Scientists Identify 2 New COL7A1 Gene Mutations in Chinese Girl With RDEB
Scientists have identified two new variants in the COL7A1 gene associated with recessive dystrophic epidermolysis bullosa (RDEB) in a three-year-old Chinese girl.
The findings expand the spectrum of known mutations causing the disease and also highlight the usefulness of two methods of genetic analyses — clinical exome sequencing (CES) and minigene assay — to identify these variants.
The case report, “Novel biallelic variants in COL7A1 cause recessive dystrophic epidermolysis bullosa,” was published in the journal Molecular Genetics & Genomic Medicine.
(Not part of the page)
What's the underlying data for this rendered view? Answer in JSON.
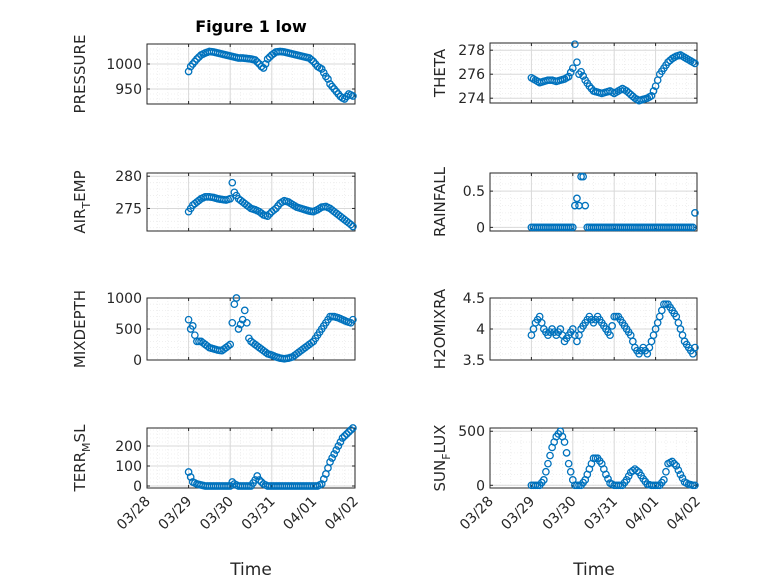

RDEB is a severe form of epidermolysis bullosa caused by mutations in the COL7A1 gene, which encodes a protein called type 7 collagen (COL7) that is essential for skin health.
In the report, investigators in China described the case of a young Chinese girl with RDEB who was found to carry two new mutations in COL7A1.
The three-year-old girl (of Han ethnicity) was the first child of a biologically-unrelated healthy couple. According to her parents, she lacked skin on her left leg at birth, and had been having multiple blisters and scarring on her limbs, trunk, and neck since.
Physical examination revealed her skin was in poor condition, especially on her knees, elbows, hands, and feet. She also showed signs of tooth decay, was missing several teeth, and had mild webbing on her toes (fused toes). Her parents also said she often had bloody or dark stools, a telltale sign the tissue lining her gastrointestinal tract was also affected.
She was initially suspected of having dystrophic epidermolysis bullosa, but a genetic test had never been performed to confirm the diagnosis.
In the study, the investigators used CES — a technique in which the exome (all protein-coding genes) is scanned to look for disease-causing mutations — to determine which mutations were causing her condition.
CES identified two genetic variants in COL7A1 (c.3867delT and c.5532+4_5532+5delAG), which were confirmed by Sanger sequencing, another gene sequencing method. Both mutations had never been described in the literature, and were not included in any public genomic databases.
The girl inherited each mutation from each of her parents. The one she inherited from her father (c.3867delT) was a disease-causing variant that led to the production of an abnormally short version of COL7. In turn, the one she inherited from her mother (c.5532+4_5532+5delAG) was thought to disrupt gene splicing, a process through which the same gene gives rise to different proteins.
To confirm the COL7A1 splicing impairment, the researchers used a minigene assay, a technique in which the portion of the gene sequence containing the mutation is inserted into a minigene construct that is then placed inside lab-cultured cells.
The assay confirmed that the maternally-inherited mutation disrupted splicing in COL7A1, resulting in DNA deletion deemed as disease-causing. The girl’s mother, who was pregnant with her second child, underwent amniocentesis and prenatal genetic testing to confirm if the fetus had inherited the same genetic mutations as the first child. No RDEB-related mutations or complications were found in the second child.
“Our study expands the mutation spectrum of COL7A1 and demonstrated that CES and minigene assays were efficient tools for RDEB molecular diagnoses,” the researchers concluded.